Sonic Cinema

Sounds, Visions and Insights by Brian Skutle

Cold Case Hammarskjöld

Grade : A Year : 2019 Director : Mads Brügger Running Time : 2hr 8min Genre :
Movie review score
A

The film begins with an animated look at a plane crash. We don’t really see the crash, but hearing it with some images is impactful at the start of this film. Plus, since the film deals with what people saw vs. what people were told, it makes sense that we don’t see the crash- how much can we trust of the official story?

We next see our director, Mads Brugger, as he is explaining to a secretary, who is writing out the narrative of Brugger’s documentary. That documentary is an exploration into the death of UN Secretary General, Dag Hammarskjold, back in 1961. He died in a plane crash in Africa, but there have always been questions about whether the crash has been accidental, or an assassination. Brugger is looking to learn more, and get a modern investigation going.

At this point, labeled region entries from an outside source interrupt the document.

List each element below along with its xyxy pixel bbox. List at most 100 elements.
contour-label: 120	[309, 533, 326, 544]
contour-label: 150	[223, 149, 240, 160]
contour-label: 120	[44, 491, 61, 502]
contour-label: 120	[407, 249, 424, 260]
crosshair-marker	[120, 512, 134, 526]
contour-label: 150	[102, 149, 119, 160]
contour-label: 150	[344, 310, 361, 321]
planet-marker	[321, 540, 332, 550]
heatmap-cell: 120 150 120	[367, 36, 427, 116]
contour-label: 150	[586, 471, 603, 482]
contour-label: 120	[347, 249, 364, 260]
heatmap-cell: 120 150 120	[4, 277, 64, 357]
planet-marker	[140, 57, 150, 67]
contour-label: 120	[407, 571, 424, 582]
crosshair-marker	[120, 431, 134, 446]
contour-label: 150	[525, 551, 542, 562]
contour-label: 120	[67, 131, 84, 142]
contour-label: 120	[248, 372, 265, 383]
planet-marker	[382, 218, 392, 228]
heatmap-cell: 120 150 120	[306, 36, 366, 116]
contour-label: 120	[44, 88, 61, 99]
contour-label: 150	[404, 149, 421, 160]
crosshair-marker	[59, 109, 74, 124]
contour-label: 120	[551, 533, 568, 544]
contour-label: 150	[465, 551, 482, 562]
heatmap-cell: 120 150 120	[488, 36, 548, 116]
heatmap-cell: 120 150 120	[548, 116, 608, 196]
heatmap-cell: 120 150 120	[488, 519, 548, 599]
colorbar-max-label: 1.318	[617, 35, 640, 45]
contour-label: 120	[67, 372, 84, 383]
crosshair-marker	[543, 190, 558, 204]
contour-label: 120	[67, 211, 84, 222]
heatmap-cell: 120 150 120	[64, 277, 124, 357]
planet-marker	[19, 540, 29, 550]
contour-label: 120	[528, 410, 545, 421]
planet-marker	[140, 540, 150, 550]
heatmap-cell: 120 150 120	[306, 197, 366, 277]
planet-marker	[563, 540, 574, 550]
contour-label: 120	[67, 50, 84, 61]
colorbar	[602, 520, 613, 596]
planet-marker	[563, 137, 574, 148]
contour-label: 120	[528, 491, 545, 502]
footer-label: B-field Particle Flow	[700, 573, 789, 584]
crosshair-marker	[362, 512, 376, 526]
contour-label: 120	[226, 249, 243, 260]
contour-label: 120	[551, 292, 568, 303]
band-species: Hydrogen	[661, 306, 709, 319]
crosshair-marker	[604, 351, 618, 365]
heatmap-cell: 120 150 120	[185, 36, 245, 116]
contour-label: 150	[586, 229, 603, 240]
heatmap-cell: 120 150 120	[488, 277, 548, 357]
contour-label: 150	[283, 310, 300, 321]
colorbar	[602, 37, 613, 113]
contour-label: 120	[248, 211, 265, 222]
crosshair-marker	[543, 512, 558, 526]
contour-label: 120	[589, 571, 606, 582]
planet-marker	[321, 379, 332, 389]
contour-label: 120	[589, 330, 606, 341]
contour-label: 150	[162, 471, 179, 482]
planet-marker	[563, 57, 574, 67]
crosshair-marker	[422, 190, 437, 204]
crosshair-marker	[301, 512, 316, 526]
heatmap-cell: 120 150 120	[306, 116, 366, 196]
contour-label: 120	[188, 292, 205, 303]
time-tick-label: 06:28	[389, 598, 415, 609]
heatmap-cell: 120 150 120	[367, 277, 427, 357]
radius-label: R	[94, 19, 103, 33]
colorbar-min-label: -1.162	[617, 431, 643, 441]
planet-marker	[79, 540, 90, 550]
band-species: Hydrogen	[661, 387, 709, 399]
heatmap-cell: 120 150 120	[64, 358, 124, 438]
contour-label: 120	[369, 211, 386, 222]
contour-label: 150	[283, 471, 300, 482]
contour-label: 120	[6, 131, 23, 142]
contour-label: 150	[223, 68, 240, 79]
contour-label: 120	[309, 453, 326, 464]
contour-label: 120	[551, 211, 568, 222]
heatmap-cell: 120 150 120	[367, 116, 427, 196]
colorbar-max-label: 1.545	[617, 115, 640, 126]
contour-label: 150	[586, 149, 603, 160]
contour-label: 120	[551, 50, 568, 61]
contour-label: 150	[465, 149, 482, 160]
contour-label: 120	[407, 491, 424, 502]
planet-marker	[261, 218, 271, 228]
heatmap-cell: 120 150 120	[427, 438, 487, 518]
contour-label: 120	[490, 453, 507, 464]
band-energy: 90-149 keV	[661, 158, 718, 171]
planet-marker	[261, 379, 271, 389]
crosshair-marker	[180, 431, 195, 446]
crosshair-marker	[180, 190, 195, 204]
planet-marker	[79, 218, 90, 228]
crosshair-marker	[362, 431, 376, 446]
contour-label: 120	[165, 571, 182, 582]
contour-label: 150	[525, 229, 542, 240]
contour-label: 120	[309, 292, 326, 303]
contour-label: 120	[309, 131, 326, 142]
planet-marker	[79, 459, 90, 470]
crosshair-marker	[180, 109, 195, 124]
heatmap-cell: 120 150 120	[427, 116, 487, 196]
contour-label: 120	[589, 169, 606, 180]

The question of what really happened looms over even the final minutes, as Brugger seems to have come upon culprits in South Africa’s South African Institute of Maritime Research, (SAIMR), which sounds more innocuous than it might have been. Allegedly a mercenary operation in league with the CIA and MI-6, SAIMR is given a figurehead throughout the film in Dr. Keith Maxwell, who dressed in all-white, and was not a medical doctor. Documents about SAIMR made their way into public consciousness during the Truth and Reconciliation Commission in 1998- which explored crimes during apartheid- that might have shed light on Hammarskjold’s death, but trying to find anyone who will discuss SAIMR on the record is tricky for Brugger and Goran Bjorkdahl, whose father received what was, allegedly, a piece of the plane Hammarskjold was in when he was killed. This is a film for conspiracy nuts; one of the most fascinating parts of this film, though, is how, the more Brugger and Bjorkdahl uncover, the less certain we become of what the truth may well be in this story. What they’re uncovering feels like lunacy, but by the time we hear from someone who claims to have worked at SAIMR, it still sounds crazy, but our feelings on the matter feel like truth being discovered.

Brugger’s best exploration of the documentary medium and form, what he brings that is so compelling as a film viewer, is his own journey to solve Hammarskjold’s death is intertwined with the investigative journalism he’s doing. The scenes where he is dictating to his secretary give us an emotional connection to both the story of Hammarskjold’s death, what might have gotten him killed, and Brugger’s looking into it, that is very different from what most documentaries would do. It sucks you in, and informs you of pieces in history you may not have been familiar with before, in a way that we haven’t really seen before in this type of historical documentary.